I'm the oldest of four: I have one sister and two brothers, and I love having siblings. It fascinates me how people with the same parents and upbringing can turn out so different, and yet there's always a thread of similarity running through somewhere. A sibling relationship is unlike any other.
As a child I loved reading books about big families and I used to write stories about a family of seven sisters. My favorite part was naming all the girls, first names and middle names (andpets, for maximum naming fun). At night I told these stories to my own sister (we shared a room). She's only a year younger than I am and has always been my best friend. As kids we played endless games of cards, danced to songs on the radio, gossiped about boys. We're alike and we're not alike. You can tell that we're sisters, even though she's tall and brunette and I'm short and blonde, even though she's a science whiz and I love language. Puzzling out the family traits in all their incarnations is part of the fun of having siblings.
With one of my brothers (two years younger) I share a love of books, movies, music, radio, and a sense of the strange. My other brother was the baby, born when I was eight. My sister and I dressed him up like a doll in our old ballet costumes, taught him dance routines and French phrases, and put on shows starring him. Poor boy! But he didn't seem to mind, and he was so CUTE. He still has something of a performer's personality. I don't know whether that was shaped by his sisters or whether he was born with it.
I never lost my fascination with big families full of girls, and I finally got to indulge it in CONFESSIONS OF THE SULLIVAN SISTERS. I agonized over the names of every family member, of course, and enjoyed playing out that special dynamic sisters have. They know each other so well—better than anyone else in the world—and that can foster both warmth and tension. In my experience (and in the book), the warmth always wins in the end.

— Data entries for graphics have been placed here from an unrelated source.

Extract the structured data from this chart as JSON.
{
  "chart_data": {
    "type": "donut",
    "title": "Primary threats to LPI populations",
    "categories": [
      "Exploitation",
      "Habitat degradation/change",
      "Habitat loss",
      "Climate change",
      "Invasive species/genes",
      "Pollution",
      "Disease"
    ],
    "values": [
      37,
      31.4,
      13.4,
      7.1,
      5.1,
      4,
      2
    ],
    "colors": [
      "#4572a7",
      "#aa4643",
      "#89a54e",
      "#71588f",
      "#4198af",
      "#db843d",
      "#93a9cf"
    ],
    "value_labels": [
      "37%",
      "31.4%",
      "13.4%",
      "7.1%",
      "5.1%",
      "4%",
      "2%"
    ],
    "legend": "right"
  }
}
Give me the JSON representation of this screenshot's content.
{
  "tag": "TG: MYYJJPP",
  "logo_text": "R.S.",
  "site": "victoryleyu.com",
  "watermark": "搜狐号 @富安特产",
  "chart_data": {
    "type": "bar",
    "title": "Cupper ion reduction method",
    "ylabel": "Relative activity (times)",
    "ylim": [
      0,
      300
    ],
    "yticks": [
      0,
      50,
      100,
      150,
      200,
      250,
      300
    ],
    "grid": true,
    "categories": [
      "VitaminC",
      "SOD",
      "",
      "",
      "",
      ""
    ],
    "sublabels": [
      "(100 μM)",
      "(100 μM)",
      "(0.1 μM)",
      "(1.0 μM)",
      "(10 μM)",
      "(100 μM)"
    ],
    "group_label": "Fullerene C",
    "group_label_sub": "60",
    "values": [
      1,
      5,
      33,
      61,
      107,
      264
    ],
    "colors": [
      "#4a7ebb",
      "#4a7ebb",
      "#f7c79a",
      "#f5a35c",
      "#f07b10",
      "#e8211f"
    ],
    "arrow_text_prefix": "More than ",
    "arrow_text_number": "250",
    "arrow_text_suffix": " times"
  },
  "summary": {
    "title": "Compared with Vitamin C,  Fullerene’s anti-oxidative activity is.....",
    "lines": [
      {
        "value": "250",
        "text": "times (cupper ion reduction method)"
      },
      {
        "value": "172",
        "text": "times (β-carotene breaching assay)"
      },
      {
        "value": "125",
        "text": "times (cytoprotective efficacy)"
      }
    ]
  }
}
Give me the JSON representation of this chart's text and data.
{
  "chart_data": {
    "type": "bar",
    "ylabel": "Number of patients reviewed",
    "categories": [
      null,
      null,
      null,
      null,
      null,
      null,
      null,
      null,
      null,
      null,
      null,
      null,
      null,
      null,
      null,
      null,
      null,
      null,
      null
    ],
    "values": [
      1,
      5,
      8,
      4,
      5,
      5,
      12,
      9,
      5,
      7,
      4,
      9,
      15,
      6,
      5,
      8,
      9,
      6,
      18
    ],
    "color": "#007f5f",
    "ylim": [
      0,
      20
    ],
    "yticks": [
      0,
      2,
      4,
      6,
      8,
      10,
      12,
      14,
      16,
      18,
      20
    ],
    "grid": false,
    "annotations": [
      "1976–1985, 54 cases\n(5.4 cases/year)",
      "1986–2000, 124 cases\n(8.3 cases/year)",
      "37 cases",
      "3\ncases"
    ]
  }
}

Scholastic was kind of enough to offer each stop a giveaway of How To Say Goodbye in Robot and Confessions of The Sullivan Sisters to one winner. The contest last until September 28th at Midnight and is for US addresses only. To enter, just fill out the form below.


  1. Great post. Younger brothers are definitely and unending source of amusement for older sisters;)

  2. I agree - fantastic post! I adore my siblings (all four of them!), and I'm always happiest when we're all together playing a game or going to a movie or goofing around in the pool together. We're different, but you can tell we're related. Natalie definitely knows what it's like!